Researchers assess the efficacy of dog training with and without e-collars.
A new study has quashed the suggestion that using an electronic collar to train dogs is more efficient or results in less disobedience, even in the hands of experienced trainers.
The research, published in the journal Frontiers in Veterinary Science, assessed the efficacy of dog training with and without remote electronic collars compared to training with positive reinforcement.
Scientists found that training with positive reinforcement was more effective at addressing behaviour as well as general obedience training.

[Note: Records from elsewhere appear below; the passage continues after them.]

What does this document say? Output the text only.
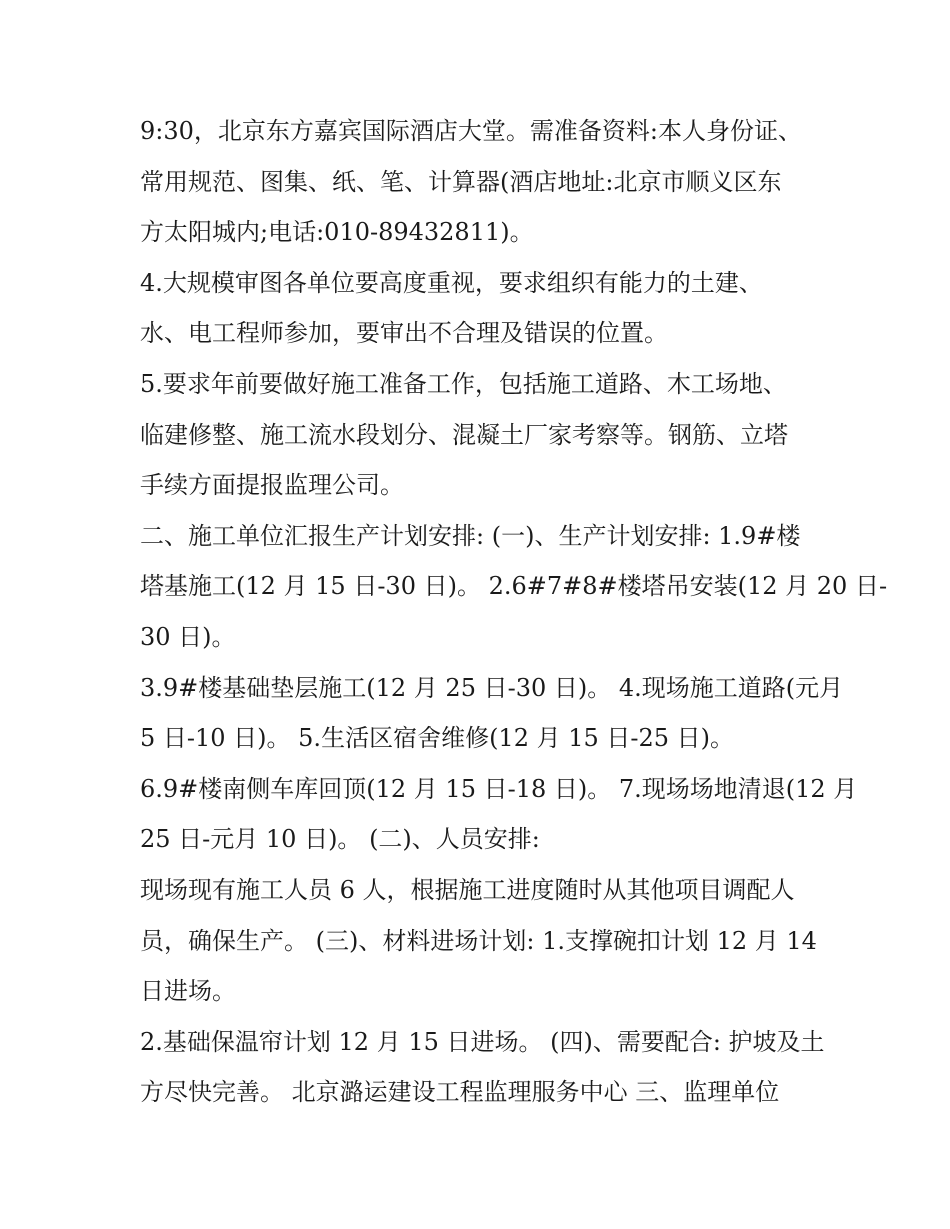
9:30，北京东方嘉宾国际酒店大堂。需准备资料:本人身份证、
常用规范、图集、纸、笔、计算器(酒店地址:北京市顺义区东
方太阳城内;电话:010-89432811)。
4.大规模审图各单位要高度重视，要求组织有能力的土建、
水、电工程师参加，要审出不合理及错误的位置。
5.要求年前要做好施工准备工作，包括施工道路、木工场地、
临建修整、施工流水段划分、混凝土厂家考察等。钢筋、立塔
手续方面提报监理公司。
二、施工单位汇报生产计划安排: (一)、生产计划安排: 1.9#楼
塔基施工(12 月 15 日-30 日)。 2.6#7#8#楼塔吊安装(12 月 20 日-
30 日)。
3.9#楼基础垫层施工(12 月 25 日-30 日)。 4.现场施工道路(元月
5 日-10 日)。 5.生活区宿舍维修(12 月 15 日-25 日)。
6.9#楼南侧车库回顶(12 月 15 日-18 日)。 7.现场场地清退(12 月
25 日-元月 10 日)。 (二)、人员安排:
现场现有施工人员 6 人，根据施工进度随时从其他项目调配人
员，确保生产。 (三)、材料进场计划: 1.支撑碗扣计划 12 月 14
日进场。
2.基础保温帘计划 12 月 15 日进场。 (四)、需要配合: 护坡及土
方尽快完善。 北京潞运建设工程监理服务中心 三、监理单位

They also found that positive reinforcement poses fewer risks to dog welfare and quality of the human-dog relationship.
'Given these results, we suggest that there is no evidence to indicate that E-collar training is necessary, even for its most widely cited indication,' the researchers conclude.
The findings have been welcomed by The Kennel Club, which, together with other welfare organisations and veterinary bodies, has long campaigned for a ban on the use of electric shock collars.
“These findings provide evidence that dogs can be more effectively trained without the use of electronic collars and therefore there is no place for them in dog training today,” said Holly Conway, head of public affairs at the Kennel Club. “This study proves that positive reward training is all that dogs need.
"The findings are clear and should be reviewed by the government immediately to stop the unnecessary suffering of dogs.”
The study, Efficacy of Dog Training With and Without Remote Electronic Collars vs. a Focus on Positive Reinforcement, was carried out by the Animal Behaviour, Cognition and Welfare Research Group at the University of Lincoln.